Water availability in Daggett County is parcel-specific. Check well rights, water shares, culinary-water access, hauled-water feasibility, source-protection zones, and subdivision requirements before purchase. Utah Division of Water Rights resources are a critical first-pass check because water rights and well/start-card issues can control rural feasibility.

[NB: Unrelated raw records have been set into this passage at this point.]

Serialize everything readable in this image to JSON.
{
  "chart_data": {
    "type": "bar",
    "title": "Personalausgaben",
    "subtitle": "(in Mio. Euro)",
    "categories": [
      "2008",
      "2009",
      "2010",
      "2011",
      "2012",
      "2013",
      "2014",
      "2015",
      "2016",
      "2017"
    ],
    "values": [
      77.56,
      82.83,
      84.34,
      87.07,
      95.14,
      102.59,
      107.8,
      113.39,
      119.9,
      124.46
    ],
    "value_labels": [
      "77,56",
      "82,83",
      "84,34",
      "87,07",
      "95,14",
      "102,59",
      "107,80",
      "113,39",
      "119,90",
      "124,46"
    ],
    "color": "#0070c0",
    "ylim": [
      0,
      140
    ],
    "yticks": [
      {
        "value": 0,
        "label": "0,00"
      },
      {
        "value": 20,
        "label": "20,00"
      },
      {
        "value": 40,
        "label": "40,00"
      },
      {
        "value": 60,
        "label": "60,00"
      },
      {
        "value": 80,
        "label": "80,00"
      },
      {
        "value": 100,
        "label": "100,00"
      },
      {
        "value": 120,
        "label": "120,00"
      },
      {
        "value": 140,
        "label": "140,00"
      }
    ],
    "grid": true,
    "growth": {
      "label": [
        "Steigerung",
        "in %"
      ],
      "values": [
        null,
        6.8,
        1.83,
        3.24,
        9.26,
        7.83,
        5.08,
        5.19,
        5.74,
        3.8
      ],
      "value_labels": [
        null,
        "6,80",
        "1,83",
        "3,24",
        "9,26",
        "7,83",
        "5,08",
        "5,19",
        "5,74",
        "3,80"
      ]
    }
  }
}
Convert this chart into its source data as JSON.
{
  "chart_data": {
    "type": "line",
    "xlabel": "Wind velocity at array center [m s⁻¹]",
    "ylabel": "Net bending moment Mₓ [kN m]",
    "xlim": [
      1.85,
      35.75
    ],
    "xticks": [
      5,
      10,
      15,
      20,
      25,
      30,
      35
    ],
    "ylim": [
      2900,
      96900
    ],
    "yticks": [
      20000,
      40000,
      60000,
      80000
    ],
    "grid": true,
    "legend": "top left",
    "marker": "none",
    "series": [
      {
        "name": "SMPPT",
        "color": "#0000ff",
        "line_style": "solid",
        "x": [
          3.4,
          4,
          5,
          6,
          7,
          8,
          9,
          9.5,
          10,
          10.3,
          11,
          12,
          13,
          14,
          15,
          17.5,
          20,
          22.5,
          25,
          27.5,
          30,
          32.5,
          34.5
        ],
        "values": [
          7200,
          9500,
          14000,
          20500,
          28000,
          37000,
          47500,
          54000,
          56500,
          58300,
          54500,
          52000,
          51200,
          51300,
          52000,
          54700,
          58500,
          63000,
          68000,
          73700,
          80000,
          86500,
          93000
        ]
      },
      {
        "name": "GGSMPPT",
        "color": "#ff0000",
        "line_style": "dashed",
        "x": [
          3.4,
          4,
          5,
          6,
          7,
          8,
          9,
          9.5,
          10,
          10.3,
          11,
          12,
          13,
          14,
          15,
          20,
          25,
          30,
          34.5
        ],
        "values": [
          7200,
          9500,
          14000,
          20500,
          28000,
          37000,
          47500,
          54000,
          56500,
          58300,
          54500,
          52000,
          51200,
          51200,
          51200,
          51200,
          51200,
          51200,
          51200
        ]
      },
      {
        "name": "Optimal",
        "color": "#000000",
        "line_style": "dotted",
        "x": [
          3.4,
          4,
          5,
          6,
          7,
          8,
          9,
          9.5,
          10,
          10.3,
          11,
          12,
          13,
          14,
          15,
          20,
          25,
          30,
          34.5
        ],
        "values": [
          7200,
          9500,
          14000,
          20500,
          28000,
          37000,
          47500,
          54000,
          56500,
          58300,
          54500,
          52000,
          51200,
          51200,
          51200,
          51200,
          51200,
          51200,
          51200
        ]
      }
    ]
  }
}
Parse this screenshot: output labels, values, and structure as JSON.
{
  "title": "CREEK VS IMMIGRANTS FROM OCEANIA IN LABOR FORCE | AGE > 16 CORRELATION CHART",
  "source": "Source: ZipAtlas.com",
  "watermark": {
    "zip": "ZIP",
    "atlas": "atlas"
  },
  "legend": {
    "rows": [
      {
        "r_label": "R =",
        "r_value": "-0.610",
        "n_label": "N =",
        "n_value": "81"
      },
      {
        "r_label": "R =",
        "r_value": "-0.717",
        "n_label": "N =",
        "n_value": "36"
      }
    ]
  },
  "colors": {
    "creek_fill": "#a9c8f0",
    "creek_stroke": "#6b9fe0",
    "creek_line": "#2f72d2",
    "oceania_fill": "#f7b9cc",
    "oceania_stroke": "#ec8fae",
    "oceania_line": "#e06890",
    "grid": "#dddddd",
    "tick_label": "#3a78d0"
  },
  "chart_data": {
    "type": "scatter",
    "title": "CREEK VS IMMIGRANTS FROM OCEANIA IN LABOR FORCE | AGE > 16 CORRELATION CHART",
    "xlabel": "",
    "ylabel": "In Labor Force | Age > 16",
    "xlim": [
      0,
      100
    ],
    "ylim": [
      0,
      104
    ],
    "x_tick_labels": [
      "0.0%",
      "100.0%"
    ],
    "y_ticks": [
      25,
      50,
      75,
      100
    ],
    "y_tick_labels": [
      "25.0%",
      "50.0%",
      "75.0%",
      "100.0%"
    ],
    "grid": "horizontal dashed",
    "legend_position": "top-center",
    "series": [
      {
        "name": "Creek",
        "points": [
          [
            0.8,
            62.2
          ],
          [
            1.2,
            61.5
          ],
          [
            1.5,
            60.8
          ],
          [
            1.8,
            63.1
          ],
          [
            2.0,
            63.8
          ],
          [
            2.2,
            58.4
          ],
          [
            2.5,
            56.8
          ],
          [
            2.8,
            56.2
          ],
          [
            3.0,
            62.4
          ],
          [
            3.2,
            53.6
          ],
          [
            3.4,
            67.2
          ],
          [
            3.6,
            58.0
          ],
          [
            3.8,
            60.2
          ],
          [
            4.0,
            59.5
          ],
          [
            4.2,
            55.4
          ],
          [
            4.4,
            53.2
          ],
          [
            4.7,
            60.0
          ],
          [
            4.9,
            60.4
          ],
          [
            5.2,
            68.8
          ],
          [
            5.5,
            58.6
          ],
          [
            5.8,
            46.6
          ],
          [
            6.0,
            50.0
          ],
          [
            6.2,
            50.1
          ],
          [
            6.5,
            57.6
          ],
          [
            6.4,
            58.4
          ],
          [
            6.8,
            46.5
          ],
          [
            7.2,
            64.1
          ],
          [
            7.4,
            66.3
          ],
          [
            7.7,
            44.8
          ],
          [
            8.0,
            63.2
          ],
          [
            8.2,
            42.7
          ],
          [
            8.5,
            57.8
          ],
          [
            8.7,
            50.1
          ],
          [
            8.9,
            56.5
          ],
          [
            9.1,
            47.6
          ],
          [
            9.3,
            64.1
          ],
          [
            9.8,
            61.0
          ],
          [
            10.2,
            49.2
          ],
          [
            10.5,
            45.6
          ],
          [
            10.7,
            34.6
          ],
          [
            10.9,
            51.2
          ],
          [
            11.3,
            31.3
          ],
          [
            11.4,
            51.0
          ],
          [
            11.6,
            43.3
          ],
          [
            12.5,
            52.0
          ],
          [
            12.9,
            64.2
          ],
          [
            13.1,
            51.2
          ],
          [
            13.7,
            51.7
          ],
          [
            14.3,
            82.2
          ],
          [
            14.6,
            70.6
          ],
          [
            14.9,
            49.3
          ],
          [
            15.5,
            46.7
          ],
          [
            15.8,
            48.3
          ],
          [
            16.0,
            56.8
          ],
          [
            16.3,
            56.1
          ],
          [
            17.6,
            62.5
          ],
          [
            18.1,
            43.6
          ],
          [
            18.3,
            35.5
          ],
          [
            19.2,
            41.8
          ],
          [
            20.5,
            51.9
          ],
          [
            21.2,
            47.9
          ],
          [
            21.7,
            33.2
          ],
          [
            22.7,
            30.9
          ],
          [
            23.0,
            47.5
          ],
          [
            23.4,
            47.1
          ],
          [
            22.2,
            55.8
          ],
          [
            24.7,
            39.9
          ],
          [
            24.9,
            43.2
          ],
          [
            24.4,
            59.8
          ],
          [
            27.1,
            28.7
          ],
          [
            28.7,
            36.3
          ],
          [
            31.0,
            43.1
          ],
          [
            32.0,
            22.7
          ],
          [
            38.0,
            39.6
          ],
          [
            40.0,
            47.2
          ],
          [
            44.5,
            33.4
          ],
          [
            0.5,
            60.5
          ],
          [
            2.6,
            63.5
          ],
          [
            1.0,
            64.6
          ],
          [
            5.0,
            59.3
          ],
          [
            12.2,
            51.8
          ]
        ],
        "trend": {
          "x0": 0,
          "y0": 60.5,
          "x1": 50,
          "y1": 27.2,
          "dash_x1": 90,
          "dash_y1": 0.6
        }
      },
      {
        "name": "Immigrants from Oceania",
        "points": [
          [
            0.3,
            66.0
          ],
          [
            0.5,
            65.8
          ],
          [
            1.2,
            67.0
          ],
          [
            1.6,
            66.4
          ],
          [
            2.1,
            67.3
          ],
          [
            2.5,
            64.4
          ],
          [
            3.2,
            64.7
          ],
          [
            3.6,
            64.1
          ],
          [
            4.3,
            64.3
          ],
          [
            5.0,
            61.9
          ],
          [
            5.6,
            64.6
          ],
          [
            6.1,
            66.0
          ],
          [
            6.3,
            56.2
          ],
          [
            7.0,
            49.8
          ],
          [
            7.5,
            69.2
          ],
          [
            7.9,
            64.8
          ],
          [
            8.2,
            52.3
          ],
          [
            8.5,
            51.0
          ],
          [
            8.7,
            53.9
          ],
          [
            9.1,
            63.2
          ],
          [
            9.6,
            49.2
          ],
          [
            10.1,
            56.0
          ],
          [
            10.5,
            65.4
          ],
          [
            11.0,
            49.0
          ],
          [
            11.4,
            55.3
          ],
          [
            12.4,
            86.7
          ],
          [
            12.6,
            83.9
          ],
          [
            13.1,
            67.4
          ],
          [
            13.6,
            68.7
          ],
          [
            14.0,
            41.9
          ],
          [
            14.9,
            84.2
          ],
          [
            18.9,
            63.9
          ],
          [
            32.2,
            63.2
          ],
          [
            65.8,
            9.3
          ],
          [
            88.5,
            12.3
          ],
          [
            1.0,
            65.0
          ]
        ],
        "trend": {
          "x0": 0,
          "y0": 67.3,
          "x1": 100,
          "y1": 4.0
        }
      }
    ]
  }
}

Septic or onsite wastewater feasibility in Daggett County requires parcel-level review through the applicable local health department and Utah onsite wastewater rules, including soils, setbacks, groundwater, slope, and water-source separation. Utah onsite wastewater rules and local health department review remain required before relying on any rural parcel.

sourced

Sourced discovery

Millard County

Open profile

Best For

  • Utah county-rule due diligence
  • rural land screening
  • off-grid and homestead research

Pros

  • Official Millard County planning and zoning administrative manual provides a county land-use process anchor while department page access is inconsistent.
  • Utah statewide onsite wastewater, building-code, and land-use references are included as due-diligence anchors
  • Utah LUDMA now separates statewide land-use authority from the county planning contact route
  • Utah uniform building code, onsite wastewater, and Division of Water Rights resources provide additional state-level due-diligence checkpoints

Cons

  • This is a source-anchor pass, not a legal interpretation
  • tiny home, RV, off-grid, container, ADU, water, and septic outcomes remain parcel-specific
  • land-market snapshots are still missing for Utah and should be added before verified status
  • Utah rural-land answers remain parcel-specific, especially where zoning, water rights, septic feasibility, wildfire risk, slope, access, public lands adjacency, and private covenants apply

Red Flags

  • Do not treat Utah county-wide scores as parcel approval
  • verify jurisdiction, zoning district, subdivision status, sanitation, water rights, legal access, road maintenance, wildfire, floodplain, slope, covenants, and whether the parcel is inside a city, federal land, tribal land, special district, or protected watershed
  • Utah county profiles do not confirm parcel zoning, septic approval, water rights, well/start-card feasibility, building permits, RV occupancy, tiny-home acceptance, legal access, or covenant restrictions

RV Living

Long-term RV or camper occupancy in Millard County should be confirmed directly with county planning or code staff. Verify camping-duration rules, temporary-use permits, subdivision covenants, sanitation, water, utility service, driveway access, and whether rules differ inside municipalities or special districts.

Off Grid

Off-grid projects in Millard County should verify county zoning, building-permit requirements, Utah onsite wastewater rules, well or hauled-water feasibility, legal access, road maintenance, wildfire exposure, floodplain, slope, and emergency-response constraints before relying on rural acreage.

Water and Septic

Water availability in Millard County is parcel-specific. Check well rights, water shares, culinary-water access, hauled-water feasibility, source-protection zones, and subdivision requirements before purchase. Utah Division of Water Rights resources are a critical first-pass check because water rights and well/start-card issues can control rural feasibility.

Septic or onsite wastewater feasibility in Millard County requires parcel-level review through the applicable local health department and Utah onsite wastewater rules, including soils, setbacks, groundwater, slope, and water-source separation. Utah onsite wastewater rules and local health department review remain required before relying on any rural parcel.